More seriously (but naively): what does one do if there’s a dead mouse in the wall?

In my experience, nothing. There’s not a lot of meat on a mouse’s bones, so they either rot or dessicate fairly quickly. If it’s a rat, it might take a little longer for the smell to go away, just because a rat is that much bigger than a mouse.

Send a cat in after it.

Make sure all of your drain traps have water in them…

If it’s strong, not exactly bad , but ‘musky’ - yup, it’s a mouse. How about spraying the baseboard and wall with Lysol, Febreze, etc. It will go away shortly. The only problem is, what I remember the exterminator told me during my infestation, hungry mice are attracted to the smell of…dead mouse. So unless u wanna see some cannabalistic tableau, *a la * the Donner party, cover up the smell with something, like mouse repellent.

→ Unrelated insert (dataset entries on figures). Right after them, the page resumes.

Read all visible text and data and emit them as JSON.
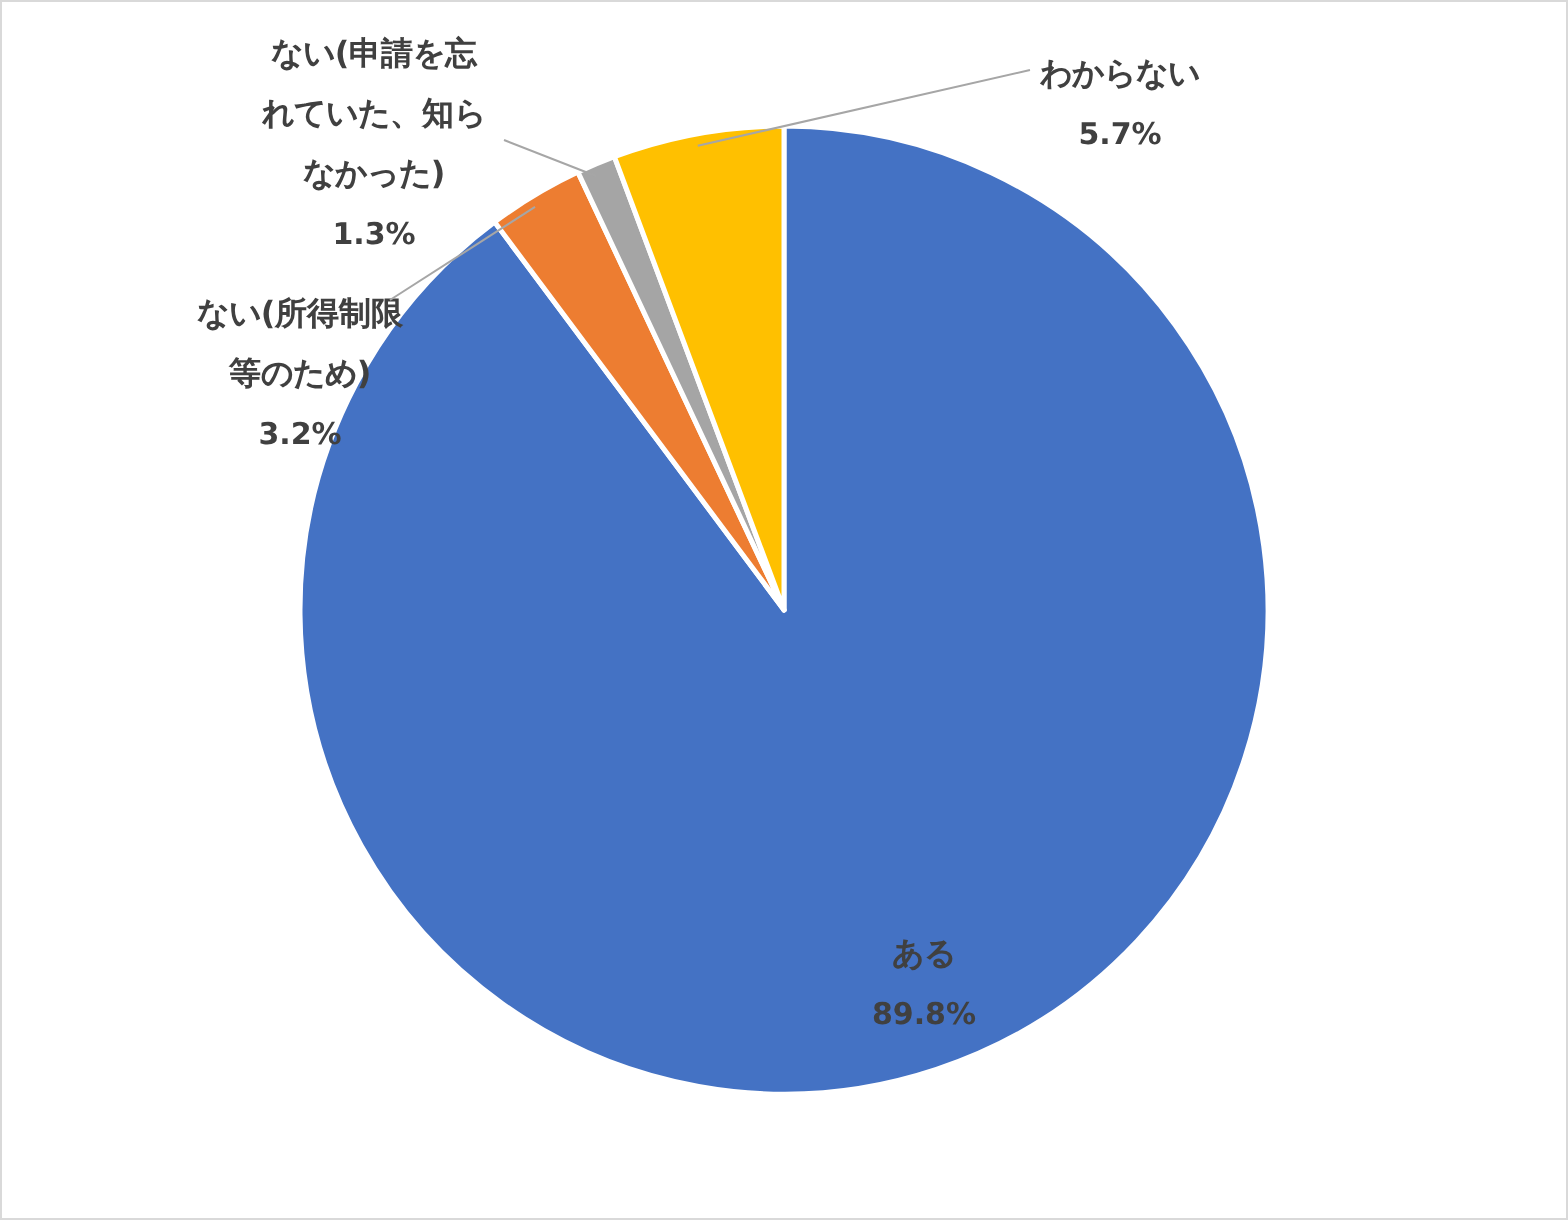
{
  "chart_data": {
    "type": "pie",
    "categories": [
      "ある",
      "ない(所得制限等のため)",
      "ない(申請を忘れていた、知らなかった)",
      "わからない"
    ],
    "values": [
      89.8,
      3.2,
      1.3,
      5.7
    ],
    "colors": [
      "#4472c4",
      "#ed7d31",
      "#a5a5a5",
      "#ffc000"
    ],
    "value_labels": [
      "89.8%",
      "3.2%",
      "1.3%",
      "5.7%"
    ]
  }
}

Here again, I recommend using a mineral called “zeolite.” Get a bag of it at a health food or pet store and hang it up. It will take the smell of anything out of anything.

Including basement floor drains, if any. We get a similar fragrance in our house occasionally, and pouring a little water into the floor drain takes care of it. It also is a “floating” odor with no recognizable source.

Do you have a welcome mat in your foyer?
Maybe you tracked something into the house unknowingly and it’s now in the door mat.
Or do you have any pets?
Unknown to us our dog would piss on the welcome mat in the middle of the night and it would dry without a trace by morning. The mix of urine and the rubber mat smelled like garbage.

No pets; no welcome mat.

The smell has been a bit fainter over the last day, so maybe the problem will just disappear. If not, I appreciate all the good suggestions so far and will try some out.

I’ve found that smells can travel far and use strange routes to get there.

I once thought I had a natural gas leak in my house at the back. Since the gas meter was at a back corner, I called the gas company which brought out a very sensitive sniffer and we went all around the meter and gas lines but found nothing that registered. Still I kept getting light whiffs of the smell sometimes in the summer.

Then I found a leaking garden concentrate (petroleum based) bug spray container high in an inside closet near the back door. Removing and discarding it got rid of the smell permanently.

So the smell travelled around two corners, hugging the wall, for at least 20 feet before dissipating. That kind of path makes it hard to trace back to the source.

Is there any possibility that some part of this space could have flooded recently? Could there be some carpeted spot where the pad underneath is wet?

We have a rug in the living room (not close to the smell) but no carpeting; the foyer and stairs are bare floor. With the earlier posts about wandering smells, though, I wonder if there isn’t some lurking wetness around. Will check.